In the first convolute of his Arcades Project, Walter Benjamin writes of the “cashmere fever” that gripped France during the Nineteenth Century: “it began to spread during the Consulate, grew greater under the Empire, became gigantic during the Restoration, reached colossal size under the July Monarchy, and has finally assumed Sphinx-like dimensions since the February Revolution of 1848.” Cashmere shawls appear on a number of occasions in this early convolute, and Benjamin’s fascination with them is clearly about the way they typify the transition from exclusivity and luxury to the mass-market (there are several remarks about their depreciating value over the course of the century). The same process that Benjamin found interesting in France was happening across the channel too: Britain was experiencing its own “cashmere fever” and demand for quality shawls far outstripped supply. After an innovative method of spinning cashmere yarn was pioneered at Barège in France, a premium was offered by the Board for the for Encouragement of Manufactures to introduce similar techniques to Scotland, in order to produce cashmere yarn and cloth of a quality that was deemed to surpass that of the French. In 1833, Houldsworth and Sons of Glasgow were awarded the premium and then the looms of nearby Paisley — a manufacturing centre already well-known for its fine silks and muslins — began to reproduce (and, indeed, to creatively transform) the textile patterns and effects formerly achieved in the earlier, Kashmir hand-woven shawls.

paisley
(Kashmir / Paisley motifs)

Spun and woven cashmere was certainly big business in Britain by the mid nineteenth century. The Catalogue of the 1851 Great Exhibition features an incredible number of cashmere shawls, as well as the fibre of the cashmere goats that Prince Albert was then attempting to raise at Windsor Palace. And I must say that what first sprung to my mind when I started thinking about cashmere a few days ago, was the striking and handsome figure cut by Margaret Hale in the opening pages of Gaskell’s North and South (1855). With her tall frame and (convenient) mourning dress, Margaret forms the ideal draping-model to set off “the long beautiful folds” of the soft, colourful cashmere shawls acquired by her uncle in India, which were to form the luxuriant centrepiece of spoilt cousin Edith’s marital trousseau.

image0

I have come a long way from where I began, but my point is that the nineteenth century origin of Scottish cashmere is precisely as a mass-market product, that was developed in order to compete with the exclusive hand-woven shawls of the peasant crafstmen and women of the east. Yet now the Scottish cashmere industry has lent itself a certain kind of artisanal status (or at least claims a national(ist) heritage that overlaps with the artisanal), and is threatened by eastern responses to the demands of the mass market. So where does this leave me and my skeins of 20% cashmere Shilasdair yarn? Well, I’m still pondering the significance and symbolism of Scottish cashmere (an historical matter of a particular method of yarn-processing), and I will confess to a certain amount of Benjamin-like distaste about the contemporary fashionable rhetoric of cashmere as an Affordable Luxury to which Every Woman Deserves to Treat Herself. According to Jennifer Sanders in the closing paragraphs of an utterly pointless piece of self-help froth entitled Buy More Cashmere (2005):

“Cashmere is a wonderful metaphor for whatever it is that we seem to deny ourselves. “Oh no” you say, as someone offers you a treat, “I really shouldn’t . . .” Yes, you really should. Why pour yourself and your energies into others on an endless basis? Please, save some of you for you. And I’ll see you at the cashmere counter!”

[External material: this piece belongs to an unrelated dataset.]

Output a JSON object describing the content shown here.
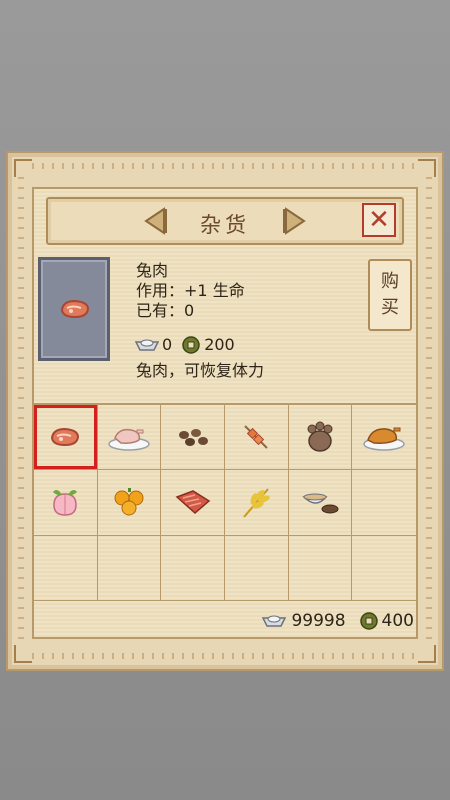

This consumerist rubbish — in which the purchase of a mass-produced woollen product somehow compensates for the deficiencies of a self-abnegating femininity — really makes me lose the will to live. I’d like to say to Jennifer — and to my yarn-consuming self as well: don’t buy more cashmere. Those whose business it is to reflect critically on the economics of global textile production have raised serious concerns about the environmental impact of producing and processing the fibre.* And at a moment when a British sheep can be bought for under ten pounds, when British wool is being burnt rather than spun, and when a quality fleece can cost less than the price of the shearing, there are probably better ways in which to spend your money. I’m of course aware that my knitting is in itself a luxury, and that, in pursuit of it, I deploy many of my own ideological / national delusions — perhaps particularly in relation to my love of Shetland wool. I’m also aware that there are many great small cashmere producers, spinning gorgeous yarn, with a careful eye to the ethics and impact of what they are doing. The same can be said of the many wonderful independent dyers, on Skye, or elsewhere, who produce beautiful cashmere yarns. But I still wish I could have bought that Shetland.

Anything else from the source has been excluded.